MySQL Enforce Unique constraint across a Combinati

2020-04-16 03:35发布

问题:

I am refining a Search Auto-suggestion system, and after a few iterations and Normalization, have the following set of tables:

DB Fiddle: https://www.db-fiddle.com/f/b1FvGDkBMQXkREaMh3pHKi/0

Table 1: keywords - It stores a list of alphanumeric (relevant) keywords. Relevant details are:

CREATE TABLE keywords
  (
     keyword_id INT UNSIGNED NOT NULL AUTO_INCREMENT PRIMARY KEY,
     keyword    VARCHAR(32) NOT NULL
    /* Other fields eg: ranking, weights, etc */
  ) engine = innodb;

| keyword_id | keyword |
| ---------- | ------- |
| 1          | cotton  |
| 2          | jeans   |
| 3          | suit    |

Table 2: phrases - It represents a specific phrase. Earlier, I used to store the complete phrase text (with a UNIQUE constraint on the phrase), in this table. However, due to certain application related issues, data inconsistency happened. Also, this was duplication of data, hence I normalized it further:

CREATE TABLE phrases
  (
     phrase_id INT UNSIGNED NOT NULL AUTO_INCREMENT PRIMARY KEY
    /* Other fields eg: ranking, weights, category details etc */
  ) engine = innodb;

| phrase_id |
| --------- |
| 1         | /* Earlier, a column phrase_text = "cotton jeans" existed as well */
| 2         | /* Earlier, a column phrase_text = "cotton suit" existed as well */
| 3         | /* This also represents "cotton jeans". Cant enforce uniqueness*/

Table 3: keywords_to_phrases - It is a mapping table; a phrase is single-space separated concatenation of the keywords, sorted by their position. Table details:

CREATE TABLE keywords_to_phrases
  (
    phrase_id INT UNSIGNED NOT NULL,
    keyword_id INT UNSIGNED NOT NULL,
    position TINYINT UNSIGNED NOT NULL DEFAULT 0,
    PRIMARY KEY (phrase_id, position),
    FOREIGN KEY (phrase_id) REFERENCES phrases(phrase_id),
    FOREIGN KEY (keyword_id) REFERENCES keywords(keyword_id)
  ) engine = innodb;

| phrase_id | keyword_id | position |
| --------- | ---------- | -------- |
| 1         | 1          | 0        |
| 1         | 2          | 1        |
| 2         | 1          | 0        |
| 2         | 3          | 1        |
| 3         | 1          | 0        |
| 3         | 2          | 1        |

So, in order to get a phrase text, the query would be:

SELECT p.phrase_id, 
       GROUP_CONCAT(k.keyword ORDER BY kp.position ASC
                    SEPARATOR ' ') AS phrase_text
FROM phrases p 
JOIN keywords_to_phrases kp ON kp.phrase_id = p.phrase_id 
JOIN keywords k ON k.keyword_id = kp.keyword_id 
GROUP BY p.phrase_id;

| phrase_id | phrase_text  |
| --------- | ------------ |
| 1         | cotton jeans |
| 2         | cotton suit  |
| 3         | cotton jeans |  /* Duplicate phrase text - cant enforce uniqueness */
  • The Primary Key on (phrase_id, position), ensures that a position is not repeated for the phrase.
  • This design also allows to avoid duplication of keyword(s) in a phrase. It can be achieved by UNIQUE constraint on (phrase_id, keyword_id).
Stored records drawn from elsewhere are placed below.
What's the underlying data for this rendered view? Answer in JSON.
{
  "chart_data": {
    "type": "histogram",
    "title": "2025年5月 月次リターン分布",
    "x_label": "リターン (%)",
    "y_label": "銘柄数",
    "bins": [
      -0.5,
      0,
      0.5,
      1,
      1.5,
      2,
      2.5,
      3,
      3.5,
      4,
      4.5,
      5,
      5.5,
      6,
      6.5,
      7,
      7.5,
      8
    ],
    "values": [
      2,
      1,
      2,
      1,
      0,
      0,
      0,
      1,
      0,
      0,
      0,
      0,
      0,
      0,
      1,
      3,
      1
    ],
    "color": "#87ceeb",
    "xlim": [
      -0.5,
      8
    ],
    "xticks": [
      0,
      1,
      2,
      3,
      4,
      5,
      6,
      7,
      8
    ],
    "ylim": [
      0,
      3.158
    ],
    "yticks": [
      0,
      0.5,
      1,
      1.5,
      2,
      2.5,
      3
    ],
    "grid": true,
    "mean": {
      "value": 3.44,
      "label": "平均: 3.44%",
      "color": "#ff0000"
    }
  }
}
However, I am unable to enforce the uniqueness of a phrase text. How can I ensure that no other phrase_id exists which will have the exact same set of (keyword_id, position) rows.

In the example above: phrase_id = 1 and 3 are duplicates. I could store them as JSON instead, and apply UNIQUE constraint on the JSON. But then, I am unable to index the JSON properly, and cannot utilize the Foreign Key constraint on keyword_id.

So, the question is: In MySQL, is there a way (smart trick) to achieve this unique constraint across the combination of rows (other than triggers), in the table design itself ?

I am also open to better table structure suggestions (if any; maybe I have over-normalized this !).